Today: New York Times Climate Hub @nytclimate #COP26 pic.twitter.com/59F6RTanEW
— Henry Hepburn (@Henry_Hepburn) November 5, 2021
Unlike some of The New York Times’ other recent experiments, the climate events aren’t a bid for revenue – although sponsorships help fund their production.
[Read more: Oscars, CGI and Jonathan Pie – Inside The New York Times’ award-winning Opinion Video department]
“The purpose of our climate events is to bring readers closer to our climate reporting,” said Fairfield.
“Our sponsors help to fund the production of our events, which are curated to a high standard and broadcast live online to reach readers around the world.”
In Glasgow, those sponsors included Siemens Energy and Morgan Stanley; the new events are funded by the latter corporation alongside Google.
“As journalists, it’s our role to help explain the abstraction of climate science in the pages of our report through storytelling and the theatre of live events.”
https://twitter.com/Nicolette_mck/status/1459204730434068480
From editing graphics to editing climate
Before taking over the paper’s climate beat in 2017, Fairfield was its graphics editor in a role in which, she said, she had “great fortune to work on a lot of amazing climate and environment stories”.
The journalist, who holds degrees in geoscience and environmental science, added that graphics “hold so much visual and explanatory power.
“I really wanted to help people understand the world around them, and how it is changing. When the opportunity to lead a new desk at The New York Times opened up, I raised my hand for it because it seemed like the perfect combination of science, policy and visual storytelling.

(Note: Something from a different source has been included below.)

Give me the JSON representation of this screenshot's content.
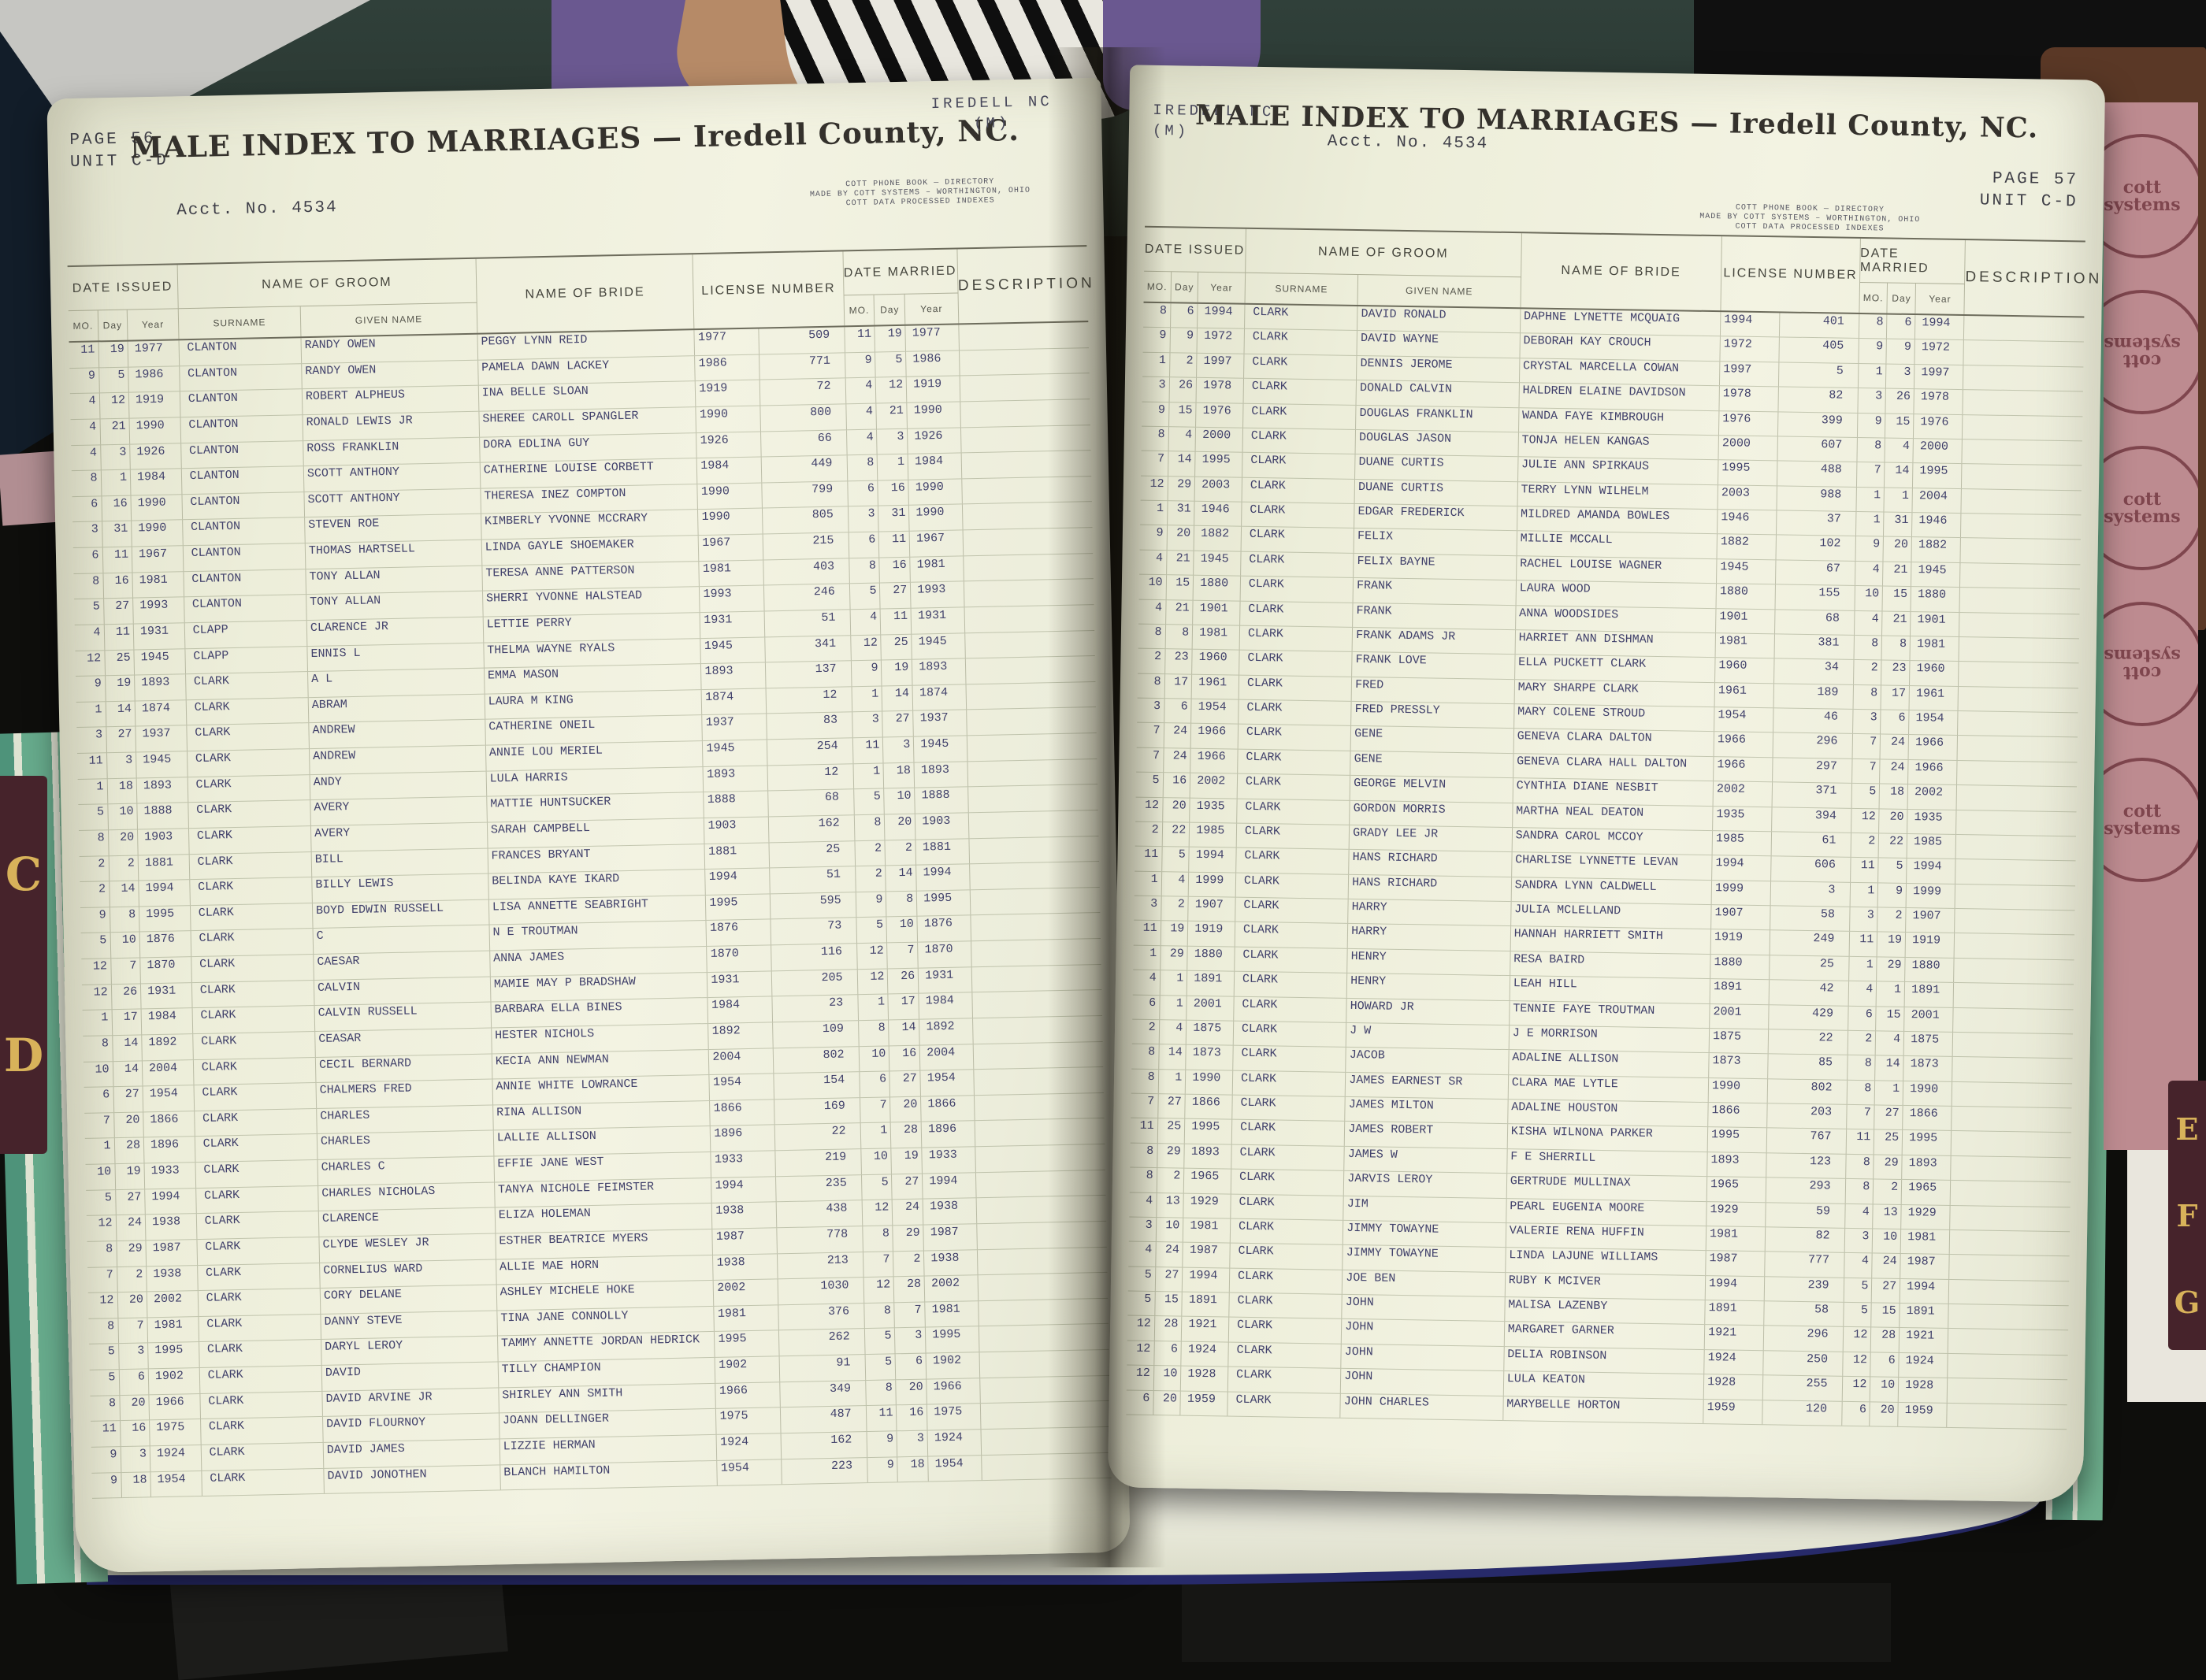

“And I was lucky that the newsroom leadership wanted to give me a chance to build a desk with a strong emphasis on visuals.”
The fruits of this effort have included recent features on a “megastorm” due to hit California and the weather systems created by wildfires.
Fairfield said “more than five years in, I’m even more optimistic than I was when we began… climate stories are everywhere, and readers are eager for them.”
Like the planet, competition is hotting up
The New York Times isn’t the only publication to have invested in its climate coverage in recent years.
The Washington Post has hired journalists specifically for climate coverage. The UK’s Daily Express under editor Gary Jones has sought to appeal to an untapped appetite among conservative readers for environmental conservation. And Sky News introduced a daily climate show for COP26 – although it has since moved the programme to weekends.
Given the nature of the subject, one might assume all coverage is good. But did Fairfield and her reporters still have a traditional sense of competition for stories with their peers?
“Old-fashioned journalistic competition is a great incentive to do great work.
“Yes, we absolutely like to get scoops, like a recent one from Lisa Friedman on Biden appointing [former Bill Clinton Chief of Staff] John Podesta to be his new domestic climate leader.
“And when other news organisations get scoops, we congratulate them, and then we work harder.”
Fairfield noted that it wasn’t just at the Times that reporting had become more visual, citing Vox‘s “gorgeous piece on supertrees and climate” and The Washington Post’s “stunning” article on California wildfires.
“When other news organisations hire more reporters to cover climate issues, I celebrate because it means that we — and by we, I mean climate journalists — are changing newsrooms and having an impact.”